When it comes to computing, I believe that all networked computers are created equal. Some may be richer, some may be poorer in terms of power, functions, or resources. However, I consider it a matter of good prudence that all computing resources should be able to connect to each other by multiple routes. Each computer should be able to reach others by at least two and preferably three physically independent paths. The routing should not be done at hubs, but at points of origin by inserting into each message destination-seeking instructions. The traditional way to connect people, such as in the telephone system, linked dumb and low cost handsets with very expensive and enormously smart central switches. In web networking, the network is passive and the switches are cheap while the messages and the stations are very intelligent.

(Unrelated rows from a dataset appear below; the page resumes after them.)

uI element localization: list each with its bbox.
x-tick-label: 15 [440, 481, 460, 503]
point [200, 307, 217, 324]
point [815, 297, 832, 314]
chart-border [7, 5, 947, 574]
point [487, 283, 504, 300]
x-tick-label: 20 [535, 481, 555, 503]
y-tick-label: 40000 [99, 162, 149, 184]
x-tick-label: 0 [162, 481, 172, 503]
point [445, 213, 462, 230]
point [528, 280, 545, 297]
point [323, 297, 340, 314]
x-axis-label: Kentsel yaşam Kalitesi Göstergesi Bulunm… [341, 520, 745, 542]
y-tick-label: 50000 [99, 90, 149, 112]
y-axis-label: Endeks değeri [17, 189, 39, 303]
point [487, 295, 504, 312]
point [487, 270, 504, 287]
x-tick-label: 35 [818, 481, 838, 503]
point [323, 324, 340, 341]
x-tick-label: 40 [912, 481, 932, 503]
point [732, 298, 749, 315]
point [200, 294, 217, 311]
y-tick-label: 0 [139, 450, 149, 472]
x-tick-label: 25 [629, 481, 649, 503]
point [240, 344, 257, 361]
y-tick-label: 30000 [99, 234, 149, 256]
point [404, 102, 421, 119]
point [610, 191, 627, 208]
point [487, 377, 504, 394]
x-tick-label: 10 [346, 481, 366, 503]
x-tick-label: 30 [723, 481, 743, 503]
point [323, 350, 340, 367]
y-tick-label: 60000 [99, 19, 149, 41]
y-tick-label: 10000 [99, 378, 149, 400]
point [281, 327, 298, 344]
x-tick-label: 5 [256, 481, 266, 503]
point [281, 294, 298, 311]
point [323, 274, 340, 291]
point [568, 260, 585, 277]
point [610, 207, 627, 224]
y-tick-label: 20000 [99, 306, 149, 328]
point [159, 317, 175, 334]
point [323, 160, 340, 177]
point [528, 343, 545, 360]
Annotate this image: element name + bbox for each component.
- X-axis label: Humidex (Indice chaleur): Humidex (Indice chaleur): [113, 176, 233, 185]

Network stations should be treated as equals and not as separate classes of superior "clients" attended by inferior "servers" because the stations are now supercomputers. These distinctions are not just a linguistic quibble. They are a matter of distinction that are reflected in how network privileges and network organizations are put together.
Web networking supports cooperation among groups that organize and dissolve rapidly. It could be design engineers on separate continents reaching agreement on the layout of a circuit board. It could be an infantry commander coordinating close air and artillery actions. It could be working out details of a purchase with a stock broker. It could be an act as simple as placing an order for merchandise. Who will talk to whom, with what device, over what telecommunications link, is unpredictable and therefore cannot be specified in advance in the same way as you would design structural members of a building.
The fundamental premise behind web networking is that regardless of the amount of automation involved in a transaction, there is always a human being who will be accountable for what happens. Web networking is not only a matter of software design, but also a refection of managerial practices how to handle exceptions, errors, security, and responsibility for data integrity. The politics of web networking is a reflection of how an organization views relationships among employees, customers, and suppliers. The master-slave, hub-spoke configuration enforces subordination and centralization of knowledge and control. This form is medieval, authoritarian, and totalitarian. Peer-to-peer computing over web networks does not in itself guarantee cooperation, but surely makes it possible. It is egalitarian, with all of its faults and freedom to engage in wasteful foolishness."
-- Paul Strassmann, 1995, "The Politics of Information Management". Paul was the former CIO of Xerox, General Foods, the U.S. Department of Defence, and NASA.